We interrupt normal Les Introuvables de Nereffid programming to bring you some casual bigotry. Over on Bloomberg View, columnist Jeffrey Goldberg wrote about a retired airline pilot who died when he tried to save his son from drowning in an 8-foot-deep septic tank. It was a post for Father's Day, you understand. As it happens, the man was a devout Catholic. So far, all very human-interest and a touching story of what a parent will do to protect their child. Then Goldberg tosses this out:
I’m reasonably sure an atheist would sacrifice his life for his child. But I also don’t doubt that Thomas Vander Woude’s powerful faith cleared the path into the tank. A person who has an articulated calling, who believes in something larger than himself, could more immediately accept the gravity of the moment.
For fuck's sake. He's reasonably sure an atheist would sacrifice his life for his child? He's not certain, of course. I mean, atheists, you know... it takes them that little bit longer to accept the gravity of the moment.
Leaving aside the absurdity of this last claim - might not an atheist regard death as rather more significant if there's no happy-ever-after afterlife? - what we have here is the implication that atheists are pretty much by definition lacking a certain morality, or as Cardinal Murphy O'Connor so obnoxiously put it recently, "not fully human".
A subtle piece of hate-speech.

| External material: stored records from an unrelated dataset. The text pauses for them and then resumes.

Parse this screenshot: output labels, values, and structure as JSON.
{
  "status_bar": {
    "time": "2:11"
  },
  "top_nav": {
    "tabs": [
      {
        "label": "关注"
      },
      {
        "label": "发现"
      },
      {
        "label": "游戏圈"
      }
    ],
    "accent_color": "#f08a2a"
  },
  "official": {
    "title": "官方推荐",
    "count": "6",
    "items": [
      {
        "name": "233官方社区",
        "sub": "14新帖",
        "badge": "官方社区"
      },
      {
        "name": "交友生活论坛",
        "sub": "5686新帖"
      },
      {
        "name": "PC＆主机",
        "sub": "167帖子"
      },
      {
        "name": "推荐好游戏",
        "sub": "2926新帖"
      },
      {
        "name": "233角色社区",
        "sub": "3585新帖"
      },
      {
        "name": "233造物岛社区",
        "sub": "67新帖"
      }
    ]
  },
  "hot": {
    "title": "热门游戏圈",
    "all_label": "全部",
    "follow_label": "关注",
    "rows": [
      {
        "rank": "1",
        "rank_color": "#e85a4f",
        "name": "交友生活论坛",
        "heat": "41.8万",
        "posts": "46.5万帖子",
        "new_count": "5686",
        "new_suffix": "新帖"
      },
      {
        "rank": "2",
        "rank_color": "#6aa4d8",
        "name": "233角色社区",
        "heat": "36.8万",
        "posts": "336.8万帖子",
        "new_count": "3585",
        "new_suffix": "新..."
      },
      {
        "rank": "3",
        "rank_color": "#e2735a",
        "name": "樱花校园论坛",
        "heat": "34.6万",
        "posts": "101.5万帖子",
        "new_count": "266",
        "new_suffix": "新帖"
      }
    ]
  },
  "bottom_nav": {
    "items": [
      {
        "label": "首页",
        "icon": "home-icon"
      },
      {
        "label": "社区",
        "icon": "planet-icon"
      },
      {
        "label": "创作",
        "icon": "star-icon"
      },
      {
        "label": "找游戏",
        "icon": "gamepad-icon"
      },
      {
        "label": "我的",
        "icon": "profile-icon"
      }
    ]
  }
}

I don't know if Goldberg or others who use this kind of language even realise how contemptible it is. Or am I giving too much benefit-of-doubt? Commenting on Goldberg's post, I suggested that the atheist/religious comparison could be replaced with (as an example) a Jew/Christian one, to clarify how unpleasant it sounds.
As for whether atheists make good parents... I'm reasonably sure an atheist wouldn't have his son tortured and executed in order to save the world from a punishment that he himself devised.